Stan Douglas.22 April 1924 and 7 August 1934 from Penn-Station’s Half Century 2020. ©Stan-Douglas.Courtesy of the artist Victoria Miro and David Zwirner.

 

Stan Douglas work Penn Station’s Half Century is a collection of nine big photos representing the old New York that he turned into something new by some digital effects and appropriation. 

 

The Hive, the permanent installations, ph. by Andrew Moore for The New York Times.

 

The work by Michael Elmgreen & Ingar Dragset - the duo who started working together in 1995 – has a sculptural approach: they re-created a New York precious tridimensional skyline and turned it upside down, hanging from the huge ceiling that people will have upon their heads.

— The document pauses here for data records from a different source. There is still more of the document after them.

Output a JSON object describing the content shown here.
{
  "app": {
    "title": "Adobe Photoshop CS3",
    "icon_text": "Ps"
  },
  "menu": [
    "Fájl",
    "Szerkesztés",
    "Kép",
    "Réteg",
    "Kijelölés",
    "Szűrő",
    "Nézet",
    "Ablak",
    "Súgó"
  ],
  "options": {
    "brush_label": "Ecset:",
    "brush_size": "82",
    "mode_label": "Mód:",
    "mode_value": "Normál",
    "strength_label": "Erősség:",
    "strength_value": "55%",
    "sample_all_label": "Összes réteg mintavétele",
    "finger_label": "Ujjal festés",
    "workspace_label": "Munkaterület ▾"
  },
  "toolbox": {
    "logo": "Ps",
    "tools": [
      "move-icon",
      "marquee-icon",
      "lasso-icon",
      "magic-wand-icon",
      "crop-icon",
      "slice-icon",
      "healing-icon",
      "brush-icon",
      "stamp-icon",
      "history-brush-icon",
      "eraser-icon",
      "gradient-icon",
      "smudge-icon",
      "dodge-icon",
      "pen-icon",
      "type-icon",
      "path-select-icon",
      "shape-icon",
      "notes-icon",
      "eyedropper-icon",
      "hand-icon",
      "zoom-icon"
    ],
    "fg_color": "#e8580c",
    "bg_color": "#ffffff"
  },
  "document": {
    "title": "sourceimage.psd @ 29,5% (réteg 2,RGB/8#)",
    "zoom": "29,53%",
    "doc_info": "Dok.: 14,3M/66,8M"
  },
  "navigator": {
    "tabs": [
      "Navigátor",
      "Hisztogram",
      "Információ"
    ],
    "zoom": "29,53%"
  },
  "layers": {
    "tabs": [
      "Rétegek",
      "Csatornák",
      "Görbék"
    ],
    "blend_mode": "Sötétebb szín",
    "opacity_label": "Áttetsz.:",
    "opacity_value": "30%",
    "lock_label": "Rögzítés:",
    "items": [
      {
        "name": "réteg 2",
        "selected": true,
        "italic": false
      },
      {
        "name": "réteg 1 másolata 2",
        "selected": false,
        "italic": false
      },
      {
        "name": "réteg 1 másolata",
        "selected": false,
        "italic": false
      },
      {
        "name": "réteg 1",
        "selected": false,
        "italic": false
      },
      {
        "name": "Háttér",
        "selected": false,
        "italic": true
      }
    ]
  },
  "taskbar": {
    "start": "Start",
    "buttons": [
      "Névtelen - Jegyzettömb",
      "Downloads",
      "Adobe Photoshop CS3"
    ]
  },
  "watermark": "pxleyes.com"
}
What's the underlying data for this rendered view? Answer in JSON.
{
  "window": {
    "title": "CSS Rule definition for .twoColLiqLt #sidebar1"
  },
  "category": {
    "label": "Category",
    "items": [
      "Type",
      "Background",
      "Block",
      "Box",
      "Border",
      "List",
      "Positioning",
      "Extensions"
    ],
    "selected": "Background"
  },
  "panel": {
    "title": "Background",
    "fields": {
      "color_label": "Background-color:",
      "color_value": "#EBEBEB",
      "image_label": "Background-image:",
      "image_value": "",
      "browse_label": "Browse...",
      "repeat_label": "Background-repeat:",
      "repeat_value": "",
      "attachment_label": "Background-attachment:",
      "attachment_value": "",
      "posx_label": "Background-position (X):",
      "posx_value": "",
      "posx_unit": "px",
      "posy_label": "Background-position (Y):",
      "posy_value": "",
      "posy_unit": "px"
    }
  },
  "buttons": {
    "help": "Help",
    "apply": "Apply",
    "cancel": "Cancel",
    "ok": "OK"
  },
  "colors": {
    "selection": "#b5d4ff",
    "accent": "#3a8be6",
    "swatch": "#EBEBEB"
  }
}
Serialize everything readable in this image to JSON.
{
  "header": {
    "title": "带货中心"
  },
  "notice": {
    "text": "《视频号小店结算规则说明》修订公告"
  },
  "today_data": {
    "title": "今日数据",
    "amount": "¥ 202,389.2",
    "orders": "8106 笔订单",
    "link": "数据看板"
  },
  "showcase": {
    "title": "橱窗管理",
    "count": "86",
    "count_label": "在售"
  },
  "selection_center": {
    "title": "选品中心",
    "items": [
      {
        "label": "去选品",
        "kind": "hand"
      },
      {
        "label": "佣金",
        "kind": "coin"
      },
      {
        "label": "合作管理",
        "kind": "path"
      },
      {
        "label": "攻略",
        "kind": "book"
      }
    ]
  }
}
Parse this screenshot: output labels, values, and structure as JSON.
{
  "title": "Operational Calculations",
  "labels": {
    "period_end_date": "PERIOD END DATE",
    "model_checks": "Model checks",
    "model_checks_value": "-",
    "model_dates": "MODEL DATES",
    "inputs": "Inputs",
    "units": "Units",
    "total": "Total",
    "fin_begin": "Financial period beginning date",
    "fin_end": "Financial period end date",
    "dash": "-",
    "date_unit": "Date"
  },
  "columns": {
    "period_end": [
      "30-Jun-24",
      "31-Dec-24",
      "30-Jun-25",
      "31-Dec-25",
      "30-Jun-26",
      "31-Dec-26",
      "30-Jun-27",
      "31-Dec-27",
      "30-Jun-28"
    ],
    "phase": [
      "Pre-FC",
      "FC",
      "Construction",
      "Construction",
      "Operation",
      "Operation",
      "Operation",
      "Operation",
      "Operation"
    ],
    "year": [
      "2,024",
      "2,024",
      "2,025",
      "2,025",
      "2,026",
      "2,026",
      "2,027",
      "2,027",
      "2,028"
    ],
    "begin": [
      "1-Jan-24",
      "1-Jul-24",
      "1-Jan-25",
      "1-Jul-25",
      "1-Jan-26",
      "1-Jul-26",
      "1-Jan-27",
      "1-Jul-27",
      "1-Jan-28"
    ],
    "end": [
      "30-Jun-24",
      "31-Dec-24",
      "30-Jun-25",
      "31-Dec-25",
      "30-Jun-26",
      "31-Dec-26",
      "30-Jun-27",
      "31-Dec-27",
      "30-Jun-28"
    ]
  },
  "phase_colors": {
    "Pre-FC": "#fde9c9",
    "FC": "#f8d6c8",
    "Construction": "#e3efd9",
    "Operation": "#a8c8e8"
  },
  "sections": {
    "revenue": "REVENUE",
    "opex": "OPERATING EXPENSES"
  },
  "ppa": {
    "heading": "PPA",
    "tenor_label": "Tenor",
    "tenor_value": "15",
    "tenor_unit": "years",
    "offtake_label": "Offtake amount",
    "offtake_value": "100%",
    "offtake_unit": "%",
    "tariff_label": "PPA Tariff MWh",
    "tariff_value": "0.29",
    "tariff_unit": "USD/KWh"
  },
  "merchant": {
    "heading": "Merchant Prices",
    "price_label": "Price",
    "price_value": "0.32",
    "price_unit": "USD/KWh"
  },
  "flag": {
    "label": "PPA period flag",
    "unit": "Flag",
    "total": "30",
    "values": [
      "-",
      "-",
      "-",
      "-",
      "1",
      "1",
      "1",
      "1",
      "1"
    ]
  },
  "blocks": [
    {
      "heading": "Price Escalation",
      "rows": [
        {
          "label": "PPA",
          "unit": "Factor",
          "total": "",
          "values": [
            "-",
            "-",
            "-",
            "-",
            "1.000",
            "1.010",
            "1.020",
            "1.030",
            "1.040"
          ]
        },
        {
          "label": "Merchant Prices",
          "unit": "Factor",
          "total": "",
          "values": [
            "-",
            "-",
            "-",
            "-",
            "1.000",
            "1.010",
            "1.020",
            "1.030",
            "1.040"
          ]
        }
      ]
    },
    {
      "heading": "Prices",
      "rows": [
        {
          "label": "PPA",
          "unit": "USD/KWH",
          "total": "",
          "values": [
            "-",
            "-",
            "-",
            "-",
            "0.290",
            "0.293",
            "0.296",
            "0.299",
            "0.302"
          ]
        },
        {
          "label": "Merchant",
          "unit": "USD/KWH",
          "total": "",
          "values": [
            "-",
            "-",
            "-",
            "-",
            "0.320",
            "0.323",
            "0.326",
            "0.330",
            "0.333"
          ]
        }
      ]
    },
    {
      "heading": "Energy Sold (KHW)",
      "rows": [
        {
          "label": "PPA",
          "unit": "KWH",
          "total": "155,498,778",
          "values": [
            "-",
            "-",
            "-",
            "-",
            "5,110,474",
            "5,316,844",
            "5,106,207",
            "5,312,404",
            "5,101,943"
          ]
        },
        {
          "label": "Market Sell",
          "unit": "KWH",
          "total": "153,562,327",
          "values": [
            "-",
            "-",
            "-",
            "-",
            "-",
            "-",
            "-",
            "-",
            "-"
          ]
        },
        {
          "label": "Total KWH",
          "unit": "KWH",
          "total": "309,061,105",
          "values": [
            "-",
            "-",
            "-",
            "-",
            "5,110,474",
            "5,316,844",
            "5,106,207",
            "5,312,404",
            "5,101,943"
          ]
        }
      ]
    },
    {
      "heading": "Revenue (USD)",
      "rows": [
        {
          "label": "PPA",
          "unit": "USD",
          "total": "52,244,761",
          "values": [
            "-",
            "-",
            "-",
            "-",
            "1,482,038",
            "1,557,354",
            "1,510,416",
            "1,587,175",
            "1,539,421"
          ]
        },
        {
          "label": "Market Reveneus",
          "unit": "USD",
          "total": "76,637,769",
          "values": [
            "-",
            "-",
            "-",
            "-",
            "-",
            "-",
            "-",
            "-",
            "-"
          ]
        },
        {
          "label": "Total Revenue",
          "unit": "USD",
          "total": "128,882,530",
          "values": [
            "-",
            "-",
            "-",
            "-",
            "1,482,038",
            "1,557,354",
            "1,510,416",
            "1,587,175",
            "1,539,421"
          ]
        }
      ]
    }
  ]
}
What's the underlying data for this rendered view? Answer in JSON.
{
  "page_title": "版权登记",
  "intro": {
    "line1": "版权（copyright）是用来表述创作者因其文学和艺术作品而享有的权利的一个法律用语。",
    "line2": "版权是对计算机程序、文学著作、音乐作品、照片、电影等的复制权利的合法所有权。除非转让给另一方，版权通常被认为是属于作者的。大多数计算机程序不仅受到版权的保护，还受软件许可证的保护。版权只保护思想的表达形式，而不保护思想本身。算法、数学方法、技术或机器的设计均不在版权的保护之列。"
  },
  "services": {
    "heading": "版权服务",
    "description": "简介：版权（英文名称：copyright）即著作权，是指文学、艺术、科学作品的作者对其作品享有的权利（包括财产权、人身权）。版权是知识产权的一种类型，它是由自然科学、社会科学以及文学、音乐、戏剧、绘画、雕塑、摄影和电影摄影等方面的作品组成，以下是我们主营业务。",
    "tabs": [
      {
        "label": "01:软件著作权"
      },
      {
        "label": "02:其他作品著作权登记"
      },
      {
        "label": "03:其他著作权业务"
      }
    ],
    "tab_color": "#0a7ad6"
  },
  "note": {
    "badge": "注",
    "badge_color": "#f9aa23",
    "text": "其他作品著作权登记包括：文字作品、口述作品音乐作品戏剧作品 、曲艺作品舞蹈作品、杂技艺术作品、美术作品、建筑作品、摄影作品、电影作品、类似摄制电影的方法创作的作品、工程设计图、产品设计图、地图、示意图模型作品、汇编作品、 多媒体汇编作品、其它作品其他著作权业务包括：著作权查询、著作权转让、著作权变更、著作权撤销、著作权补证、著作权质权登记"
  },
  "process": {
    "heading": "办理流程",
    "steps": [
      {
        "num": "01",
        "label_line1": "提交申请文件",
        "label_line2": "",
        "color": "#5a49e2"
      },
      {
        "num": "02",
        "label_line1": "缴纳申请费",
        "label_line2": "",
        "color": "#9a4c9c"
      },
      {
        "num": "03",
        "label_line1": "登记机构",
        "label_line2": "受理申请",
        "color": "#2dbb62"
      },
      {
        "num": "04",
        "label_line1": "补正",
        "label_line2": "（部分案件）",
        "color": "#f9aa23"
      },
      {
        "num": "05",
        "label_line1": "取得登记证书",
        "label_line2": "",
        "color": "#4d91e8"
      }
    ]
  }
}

The impact is alienating, elegant, beautiful: a sort of Broadway scenography installed in a different dimension. The title of Elmgreen & Dragset piece is The Hive and it shows 91 different symbolic buildings belonging to the Big Apple and other worldwide. All the buildings and skyscrapers, facing down, are enlightened by 72 thousand LED lights. The permanent work is visible days and nights. As we wrote before, again the famous duo created an incursion into an urban landscape, an inner space that, thanks to this gesture, change its mood. 

 

The artist duo Elmsgreen & Dragset hoped The Hive.

 

Kehinde Wiley did an homage to the Italian baroque with his unconventional contemporary fresco titled Go. Located on one of the entrances ceiling of the Moynihan Train Hall, the work represents three big glass and colored panels that take inspiration by Tiepolo. 

 

Go, Kehinde Wiley’s triptych, ph. Andrew Moore for The New York Times.

 

Cover image: The Hive, the permanent installations, ph. by Andrew Moore for The New York Times, detail.